A German conservative MP, Iris Eberl, tweeted that it was a “tasteless” choice, as Anne Frank and other Jews had been sent by train to their deaths. But DB spokesperson Antje Neubauer said the girl was a symbol of tolerance.
Anne Frank also represented “peaceful co-existence of different cultures, which is more important than ever in times such as this”, she said.
The Diary of Anne Frank is a global bestseller, describing the Jewish girl’s life in hiding with her family in Nazi-occupied Amsterdam in World War Two. The Frank family were deported to Auschwitz death camp in 1944, and Anne died later in Bergen-Belsen concentration camp at the age of 15.
DB is state-owned and the successor of the Deutsche Reichsbahn, which deported millions of Jews and other victims of the Nazis.
Julian Reichelt, a journalist at the popular German daily Bild, tweeted: “Now DB is naming trains after victims of deportation by train, starting with Anne Frank.”
The names will adorn a new generation of DB’s ICE high-speed trains, set to go into service in the next two years.
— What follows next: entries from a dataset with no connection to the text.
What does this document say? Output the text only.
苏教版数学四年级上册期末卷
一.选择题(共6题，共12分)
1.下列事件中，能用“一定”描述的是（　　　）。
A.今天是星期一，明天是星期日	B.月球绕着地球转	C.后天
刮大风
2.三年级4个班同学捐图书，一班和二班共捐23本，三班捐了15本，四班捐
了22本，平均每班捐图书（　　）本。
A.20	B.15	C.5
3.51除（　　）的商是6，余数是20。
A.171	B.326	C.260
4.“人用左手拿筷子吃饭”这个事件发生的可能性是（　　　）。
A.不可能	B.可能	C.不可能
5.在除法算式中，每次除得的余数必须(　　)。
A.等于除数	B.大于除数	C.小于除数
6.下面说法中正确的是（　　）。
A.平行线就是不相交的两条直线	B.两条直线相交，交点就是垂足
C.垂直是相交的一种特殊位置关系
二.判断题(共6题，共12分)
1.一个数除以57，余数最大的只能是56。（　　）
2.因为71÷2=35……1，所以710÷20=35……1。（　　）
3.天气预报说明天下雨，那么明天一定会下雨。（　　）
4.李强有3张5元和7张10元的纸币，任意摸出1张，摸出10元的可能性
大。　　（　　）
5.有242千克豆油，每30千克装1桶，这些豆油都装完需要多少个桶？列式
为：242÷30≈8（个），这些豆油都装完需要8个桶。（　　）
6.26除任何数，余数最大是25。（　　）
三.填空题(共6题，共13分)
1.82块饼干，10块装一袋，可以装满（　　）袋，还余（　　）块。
Jury member Prof Gisela Mettele said there was “impressive diversity” in the many famous names suggested by the public. The ones selected, she said, “have one thing in common: they were curious about the world”.
Anne Frank and her family were sent by train to the Nazi death camp at Auschwitz in 1944 The 25 include some wartime dissidents who died resisting the Nazis: Hans and Sophie Scholl and the theologian Dietrich Bonhoeffer.
There are also former German chancellors Konrad Adenauer, Ludwig Erhard and Willy Brandt, as well as philosophers Hannah Arendt and Karl Marx.
ICE trains will also be named after novelist Thomas Mann, music maestro Ludwig van Beethoven and actress and singer Marlene Dietrich.